Estimated dermal pool dose distributions/month (from Monte Carlo simulations) and the ratio of dermal to ingestion dose.
The dermal bath and pool water exposures for the children were higher than that of the adults on a per weight basis. This is due to children having a higher surface area per kilogram body mass than adults. A smaller individual will have a higher dose of DBPs per kilogram. This is also the reason for higher dermal doses per body mass of women compared to men and higher doses per body mass for boys compared to girls since girls 5–11 years of age are on average larger than boys of the same age.
The dermal doses are a significant fraction of the ingestion doses for the HANs. For a population that routinely swims in chlorinated swimming pools, the dermal dose during swimming is an important contributor to the total dose of these DBPs because of the order of magnitude higher pool water concentrations compared to drinking water levels.

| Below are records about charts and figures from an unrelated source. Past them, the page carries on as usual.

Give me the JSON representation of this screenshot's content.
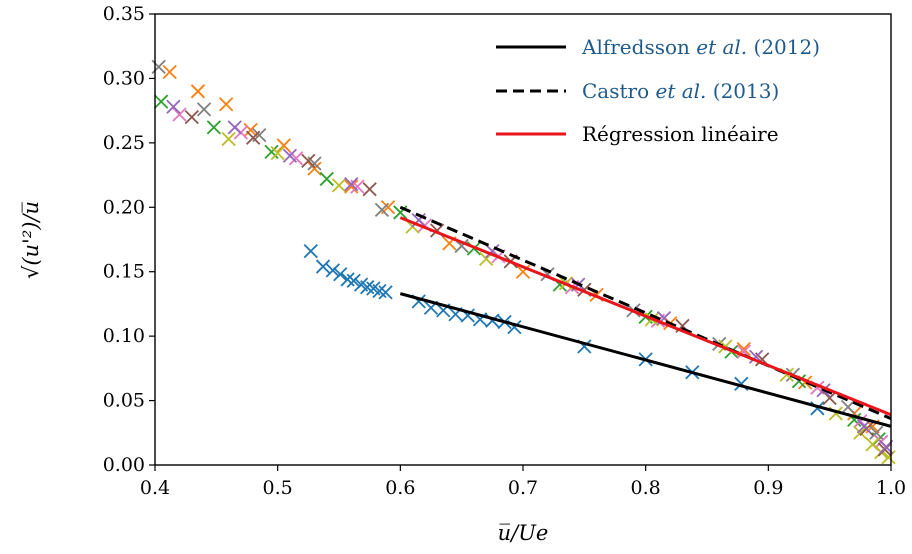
{
  "chart_data": {
    "type": "scatter",
    "xlabel": "u̅/Ue",
    "ylabel": "√(u'²)/u̅",
    "xlim": [
      0.4,
      1.0
    ],
    "ylim": [
      0.0,
      0.35
    ],
    "xticks": [
      "0.4",
      "0.5",
      "0.6",
      "0.7",
      "0.8",
      "0.9",
      "1.0"
    ],
    "yticks": [
      "0.00",
      "0.05",
      "0.10",
      "0.15",
      "0.20",
      "0.25",
      "0.30",
      "0.35"
    ],
    "grid": false,
    "legend_position": "top-right",
    "lines": [
      {
        "name": "Alfredsson et al. (2012)",
        "name_plain": "Alfredsson ",
        "name_italic": "et al.",
        "name_suffix": " (2012)",
        "style": "solid",
        "color": "#000000",
        "x": [
          0.6,
          1.0
        ],
        "y": [
          0.133,
          0.03
        ]
      },
      {
        "name": "Castro et al. (2013)",
        "name_plain": "Castro ",
        "name_italic": "et al.",
        "name_suffix": " (2013)",
        "style": "dashed",
        "color": "#000000",
        "x": [
          0.6,
          1.0
        ],
        "y": [
          0.2,
          0.036
        ]
      },
      {
        "name": "Régression linéaire",
        "name_plain": "Régression linéaire",
        "name_italic": "",
        "name_suffix": "",
        "style": "solid",
        "color": "#e8161b",
        "x": [
          0.6,
          1.0
        ],
        "y": [
          0.192,
          0.039
        ]
      }
    ],
    "series": [
      {
        "color": "#1f77b4",
        "x": [
          0.527,
          0.537,
          0.545,
          0.551,
          0.557,
          0.562,
          0.568,
          0.573,
          0.578,
          0.583,
          0.588,
          0.615,
          0.625,
          0.635,
          0.645,
          0.655,
          0.665,
          0.675,
          0.685,
          0.693,
          0.75,
          0.8,
          0.838,
          0.878,
          0.94
        ],
        "y": [
          0.166,
          0.154,
          0.151,
          0.148,
          0.144,
          0.143,
          0.14,
          0.138,
          0.137,
          0.135,
          0.134,
          0.127,
          0.122,
          0.12,
          0.117,
          0.116,
          0.113,
          0.112,
          0.111,
          0.107,
          0.092,
          0.082,
          0.072,
          0.063,
          0.044
        ]
      },
      {
        "color": "#ff7f0e",
        "x": [
          0.412,
          0.435,
          0.458,
          0.478,
          0.505,
          0.53,
          0.56,
          0.59,
          0.64,
          0.7,
          0.76,
          0.82,
          0.88,
          0.93,
          0.97,
          0.985
        ],
        "y": [
          0.305,
          0.29,
          0.28,
          0.26,
          0.248,
          0.23,
          0.216,
          0.2,
          0.172,
          0.15,
          0.132,
          0.11,
          0.09,
          0.064,
          0.04,
          0.03
        ]
      },
      {
        "color": "#2ca02c",
        "x": [
          0.405,
          0.448,
          0.495,
          0.54,
          0.6,
          0.66,
          0.73,
          0.8,
          0.87,
          0.925,
          0.97,
          0.99
        ],
        "y": [
          0.282,
          0.262,
          0.243,
          0.222,
          0.196,
          0.168,
          0.14,
          0.115,
          0.088,
          0.065,
          0.035,
          0.02
        ]
      },
      {
        "color": "#e377c2",
        "x": [
          0.42,
          0.47,
          0.515,
          0.565,
          0.62,
          0.68,
          0.74,
          0.81,
          0.88,
          0.94,
          0.975,
          0.992
        ],
        "y": [
          0.272,
          0.258,
          0.238,
          0.216,
          0.186,
          0.162,
          0.138,
          0.112,
          0.088,
          0.06,
          0.034,
          0.018
        ]
      },
      {
        "color": "#7f7f7f",
        "x": [
          0.403,
          0.44,
          0.485,
          0.53,
          0.585,
          0.65,
          0.72,
          0.79,
          0.86,
          0.92,
          0.965,
          0.988
        ],
        "y": [
          0.309,
          0.276,
          0.256,
          0.234,
          0.198,
          0.17,
          0.148,
          0.12,
          0.094,
          0.07,
          0.045,
          0.025
        ]
      },
      {
        "color": "#bcbd22",
        "x": [
          0.46,
          0.5,
          0.55,
          0.61,
          0.67,
          0.735,
          0.805,
          0.865,
          0.915,
          0.955,
          0.975,
          0.985,
          0.992,
          0.998
        ],
        "y": [
          0.253,
          0.242,
          0.217,
          0.185,
          0.16,
          0.141,
          0.113,
          0.092,
          0.07,
          0.04,
          0.025,
          0.016,
          0.01,
          0.006
        ]
      },
      {
        "color": "#8c564b",
        "x": [
          0.43,
          0.48,
          0.525,
          0.575,
          0.63,
          0.69,
          0.75,
          0.83,
          0.895,
          0.95,
          0.98,
          0.995
        ],
        "y": [
          0.27,
          0.254,
          0.236,
          0.214,
          0.182,
          0.158,
          0.136,
          0.108,
          0.082,
          0.052,
          0.028,
          0.012
        ]
      },
      {
        "color": "#9467bd",
        "x": [
          0.415,
          0.465,
          0.51,
          0.56,
          0.615,
          0.675,
          0.745,
          0.815,
          0.89,
          0.945,
          0.978,
          0.996
        ],
        "y": [
          0.278,
          0.262,
          0.24,
          0.218,
          0.19,
          0.166,
          0.14,
          0.114,
          0.084,
          0.058,
          0.03,
          0.014
        ]
      }
    ]
  }
}
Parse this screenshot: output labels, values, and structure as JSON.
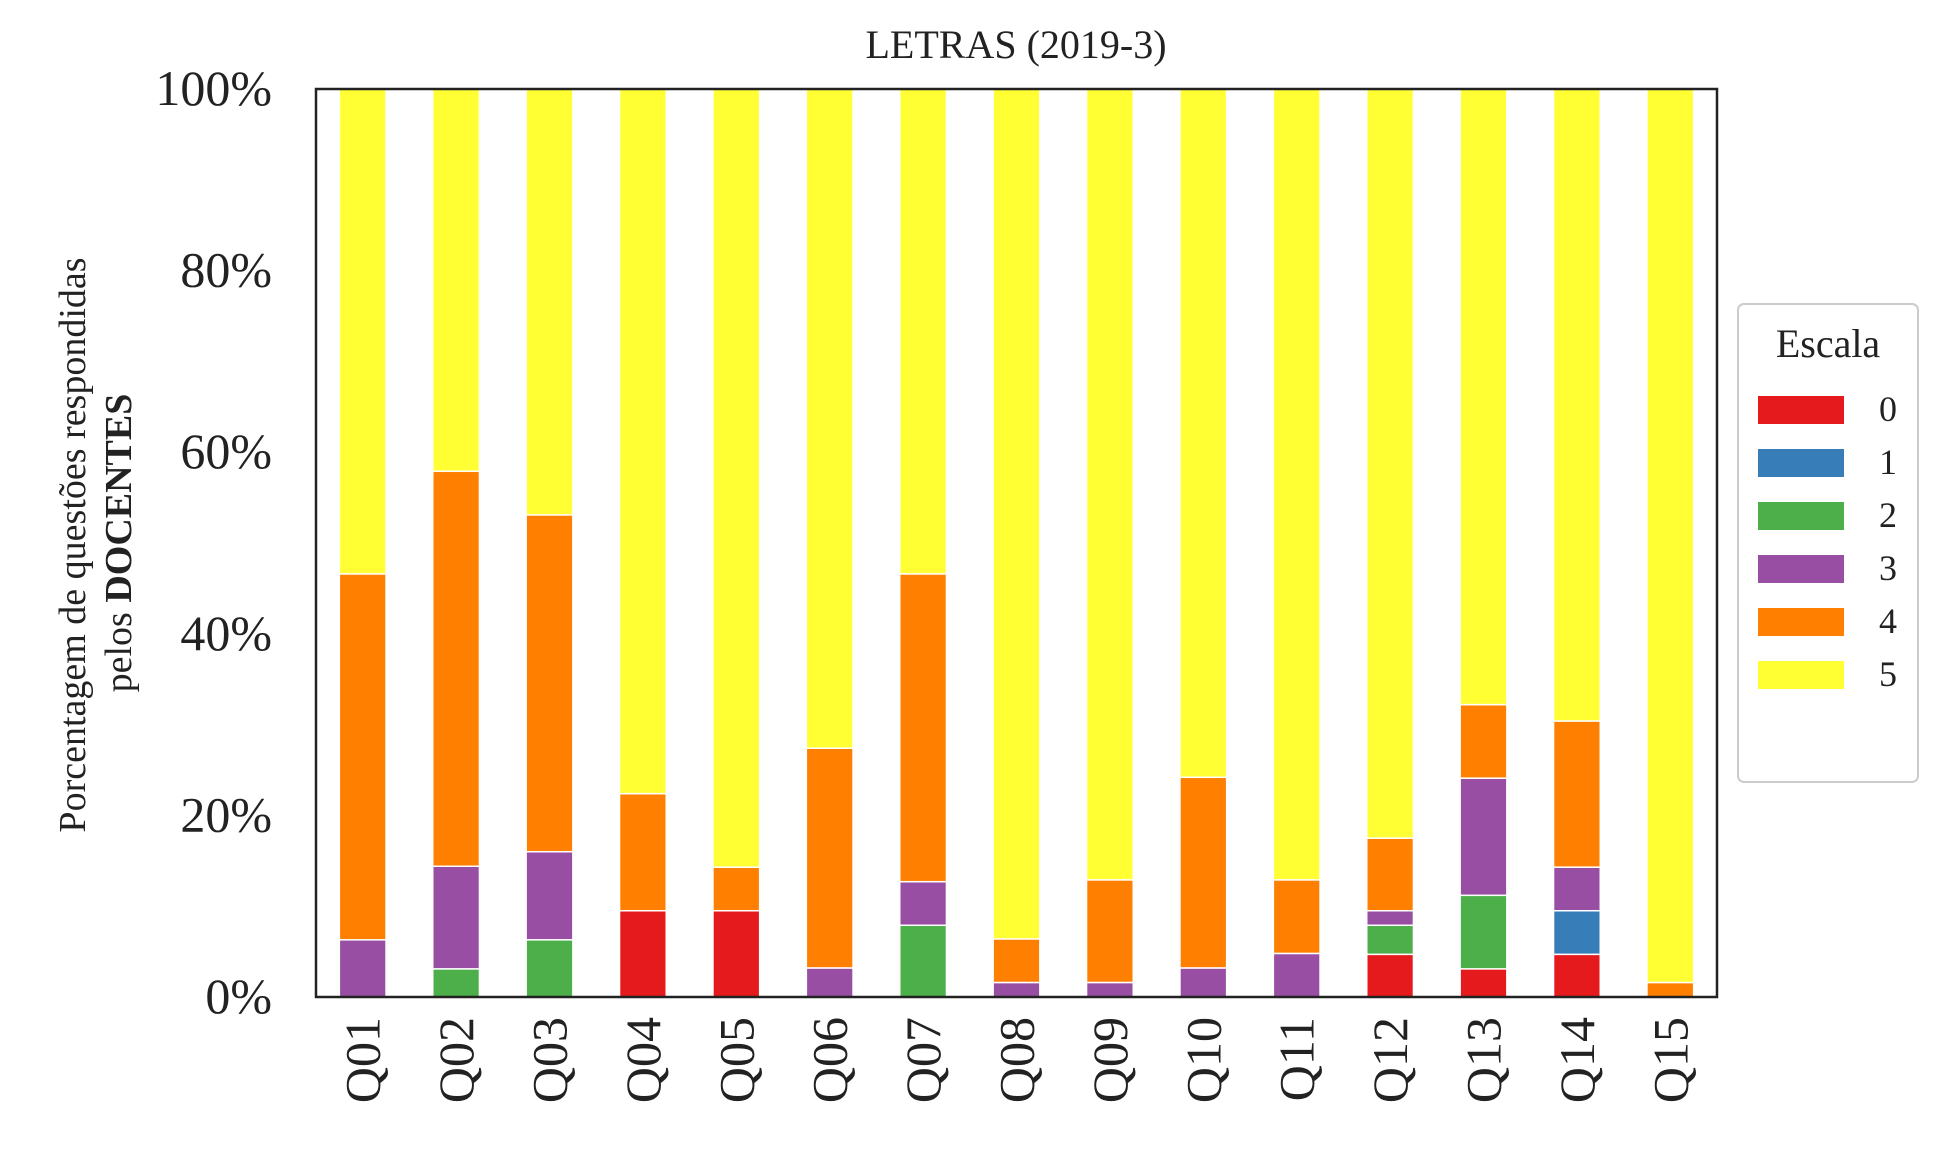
{
  "chart_data": {
    "type": "bar",
    "stacked": true,
    "title": "LETRAS (2019-3)",
    "xlabel": "",
    "ylabel_line1": "Porcentagem de questões respondidas",
    "ylabel_line2_prefix": "pelos ",
    "ylabel_line2_bold": "DOCENTES",
    "ylim": [
      0,
      100
    ],
    "yticks": [
      "0%",
      "20%",
      "40%",
      "60%",
      "80%",
      "100%"
    ],
    "categories": [
      "Q01",
      "Q02",
      "Q03",
      "Q04",
      "Q05",
      "Q06",
      "Q07",
      "Q08",
      "Q09",
      "Q10",
      "Q11",
      "Q12",
      "Q13",
      "Q14",
      "Q15"
    ],
    "legend_title": "Escala",
    "legend_placement": "center-right",
    "grid": false,
    "series": [
      {
        "name": "0",
        "color": "#e41a1c",
        "values": [
          0,
          0,
          0,
          9.5,
          9.5,
          0,
          0,
          0,
          0,
          0,
          0,
          4.7,
          3.1,
          4.7,
          0
        ]
      },
      {
        "name": "1",
        "color": "#377eb8",
        "values": [
          0,
          0,
          0,
          0,
          0,
          0,
          0,
          0,
          0,
          0,
          0,
          0,
          0,
          4.8,
          0
        ]
      },
      {
        "name": "2",
        "color": "#4daf4a",
        "values": [
          0,
          3.1,
          6.3,
          0,
          0,
          0,
          7.9,
          0,
          0,
          0,
          0,
          3.2,
          8.1,
          0,
          0
        ]
      },
      {
        "name": "3",
        "color": "#984ea3",
        "values": [
          6.3,
          11.3,
          9.7,
          0,
          0,
          3.2,
          4.8,
          1.6,
          1.6,
          3.2,
          4.8,
          1.6,
          12.9,
          4.8,
          0
        ]
      },
      {
        "name": "4",
        "color": "#ff7f00",
        "values": [
          40.3,
          43.5,
          37.1,
          12.9,
          4.8,
          24.2,
          33.9,
          4.8,
          11.3,
          21.0,
          8.1,
          8.0,
          8.1,
          16.1,
          1.6
        ]
      },
      {
        "name": "5",
        "color": "#ffff33",
        "values": [
          53.4,
          42.1,
          46.9,
          77.6,
          85.7,
          72.6,
          53.4,
          93.6,
          87.1,
          75.8,
          87.1,
          82.5,
          67.8,
          69.6,
          98.4
        ]
      }
    ]
  }
}
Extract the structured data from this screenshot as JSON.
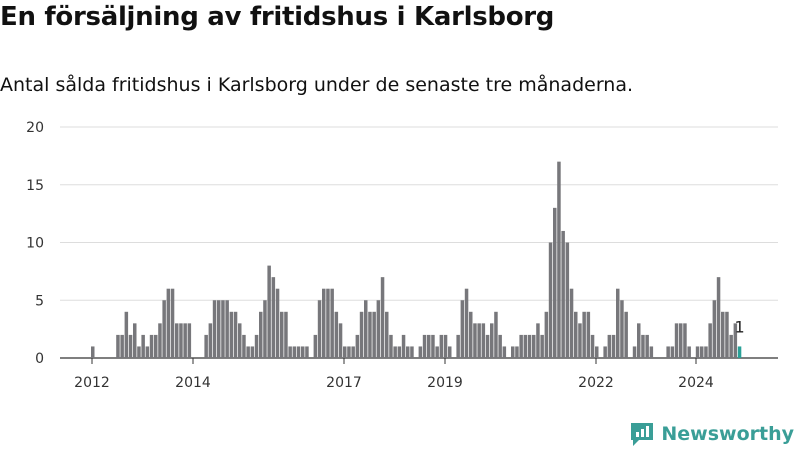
{
  "chart_data": {
    "type": "bar",
    "title": "En försäljning av fritidshus i Karlsborg",
    "subtitle": "Antal sålda fritidshus i Karlsborg under de senaste tre månaderna.",
    "ylim": [
      0,
      20
    ],
    "y_ticks": [
      "0",
      "5",
      "10",
      "15",
      "20"
    ],
    "x_tick_labels": [
      "2012",
      "2014",
      "2017",
      "2019",
      "2022",
      "2024"
    ],
    "grid": true,
    "series_color": "#77777b",
    "highlight_color": "#2aa198",
    "values": [
      1,
      0,
      0,
      0,
      0,
      0,
      2,
      2,
      4,
      2,
      3,
      1,
      2,
      1,
      2,
      2,
      3,
      5,
      6,
      6,
      3,
      3,
      3,
      3,
      0,
      0,
      0,
      2,
      3,
      5,
      5,
      5,
      5,
      4,
      4,
      3,
      2,
      1,
      1,
      2,
      4,
      5,
      8,
      7,
      6,
      4,
      4,
      1,
      1,
      1,
      1,
      1,
      0,
      2,
      5,
      6,
      6,
      6,
      4,
      3,
      1,
      1,
      1,
      2,
      4,
      5,
      4,
      4,
      5,
      7,
      4,
      2,
      1,
      1,
      2,
      1,
      1,
      0,
      1,
      2,
      2,
      2,
      1,
      2,
      2,
      1,
      0,
      2,
      5,
      6,
      4,
      3,
      3,
      3,
      2,
      3,
      4,
      2,
      1,
      0,
      1,
      1,
      2,
      2,
      2,
      2,
      3,
      2,
      4,
      10,
      13,
      17,
      11,
      10,
      6,
      4,
      3,
      4,
      4,
      2,
      1,
      0,
      1,
      2,
      2,
      6,
      5,
      4,
      0,
      1,
      3,
      2,
      2,
      1,
      0,
      0,
      0,
      1,
      1,
      3,
      3,
      3,
      1,
      0,
      1,
      1,
      1,
      3,
      5,
      7,
      4,
      4,
      2,
      3,
      1
    ],
    "last_value_label": "1"
  },
  "brand": {
    "logo_text": "Newsworthy",
    "logo_color": "#3a9e97"
  }
}
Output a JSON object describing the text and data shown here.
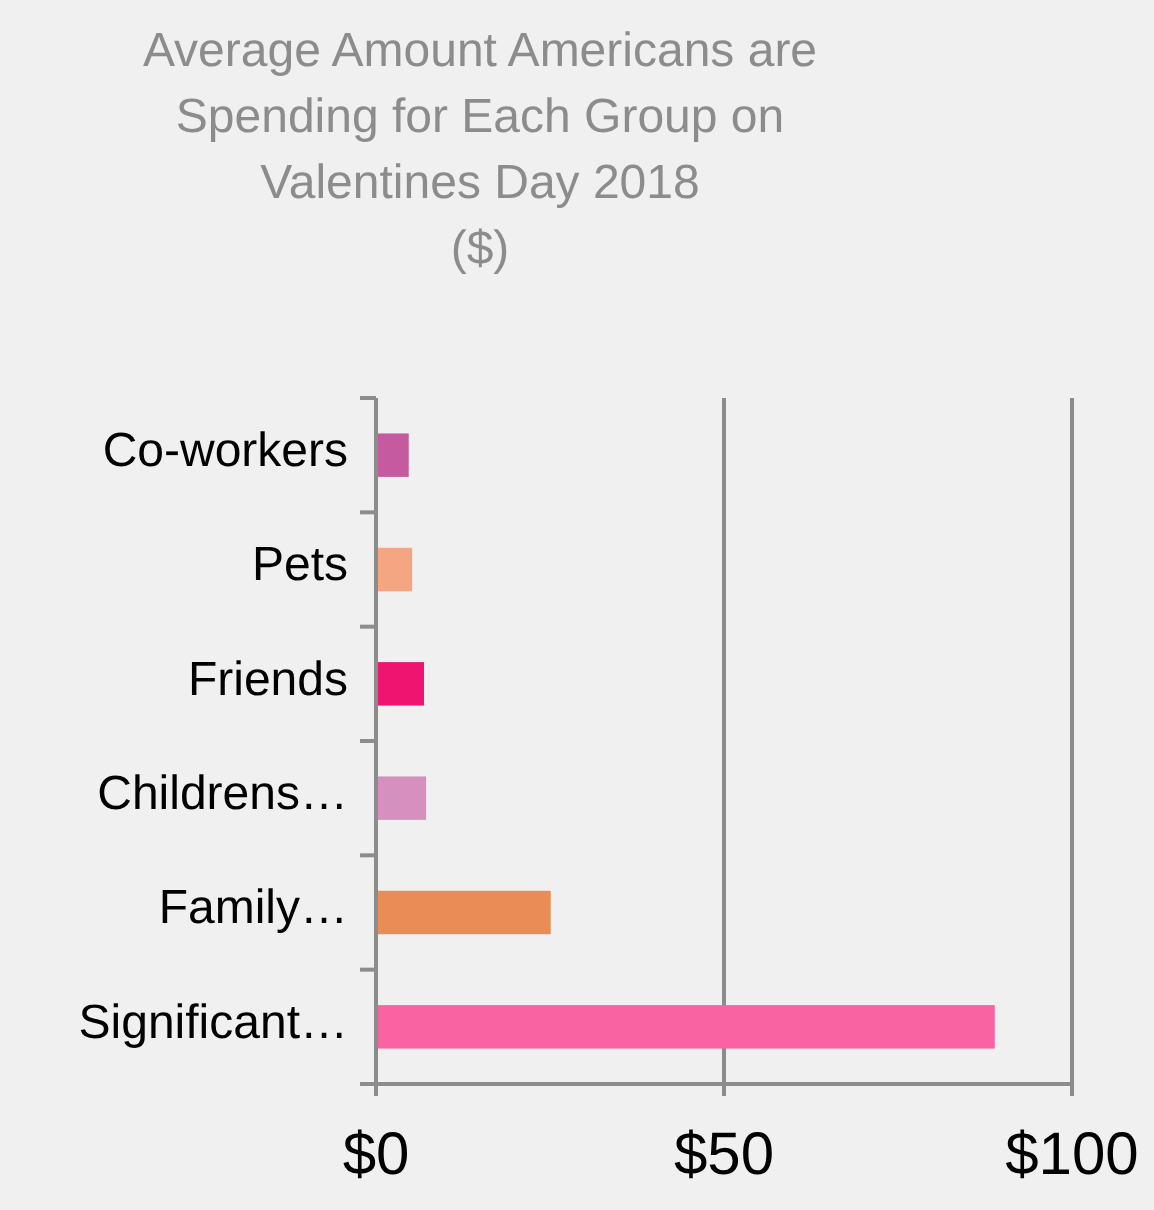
{
  "chart_data": {
    "type": "bar",
    "orientation": "horizontal",
    "title": "Average Amount Americans are Spending for Each Group on Valentines Day 2018",
    "subtitle": "($)",
    "categories": [
      "Co-workers",
      "Pets",
      "Friends",
      "Childrens…",
      "Family…",
      "Significant…"
    ],
    "values": [
      4.7,
      5.2,
      6.9,
      7.2,
      25.1,
      88.9
    ],
    "colors": [
      "#c55a9f",
      "#f4a582",
      "#ef1470",
      "#d690c0",
      "#ea8c55",
      "#f963a2"
    ],
    "xlim": [
      0,
      100
    ],
    "xticks": [
      {
        "value": 0,
        "label": "$0"
      },
      {
        "value": 50,
        "label": "$50"
      },
      {
        "value": 100,
        "label": "$100"
      }
    ],
    "grid": "x"
  }
}
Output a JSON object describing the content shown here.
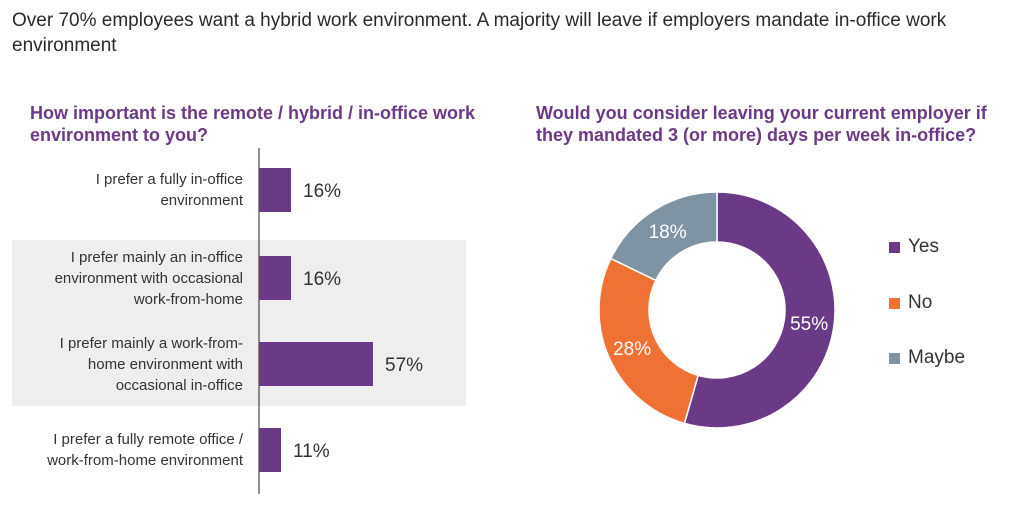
{
  "headline": "Over 70% employees want a hybrid work environment. A majority will leave if employers mandate in-office work environment",
  "chart_data": [
    {
      "type": "bar",
      "orientation": "horizontal",
      "title": "How important is the remote / hybrid / in-office work environment to you?",
      "categories": [
        "I prefer a fully in-office environment",
        "I prefer mainly an in-office environment with occasional work-from-home",
        "I prefer mainly a work-from-home environment with occasional in-office",
        "I prefer a fully remote office / work-from-home environment"
      ],
      "values": [
        16,
        16,
        57,
        11
      ],
      "value_labels": [
        "16%",
        "16%",
        "57%",
        "11%"
      ],
      "unit": "%",
      "xlim": [
        0,
        100
      ],
      "highlighted_rows": [
        1,
        2
      ],
      "bar_color": "#6b3a86",
      "highlight_color": "#eeeeee"
    },
    {
      "type": "pie",
      "style": "donut",
      "title": "Would you consider leaving your current employer if they mandated 3 (or more) days per week in-office?",
      "labels": [
        "Yes",
        "No",
        "Maybe"
      ],
      "values": [
        55,
        28,
        18
      ],
      "value_labels": [
        "55%",
        "28%",
        "18%"
      ],
      "colors": [
        "#6b3a86",
        "#ef7134",
        "#7f93a2"
      ],
      "label_colors": [
        "#ffffff",
        "#ffffff",
        "#ffffff"
      ],
      "legend_position": "right"
    }
  ]
}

For DCAN, the dermal dose while swimming is greater than the dose received from other dermal contributions or ingestion of chlorinated drinking water. Therefore, estimating dermal absorption of HANs and CH from water is important since dermal contact is a potentially significant route of exposure due to their high Kp values. In addition, Kp in vitro data is essential in estimating potential internal doses of in vivo dermal exposures.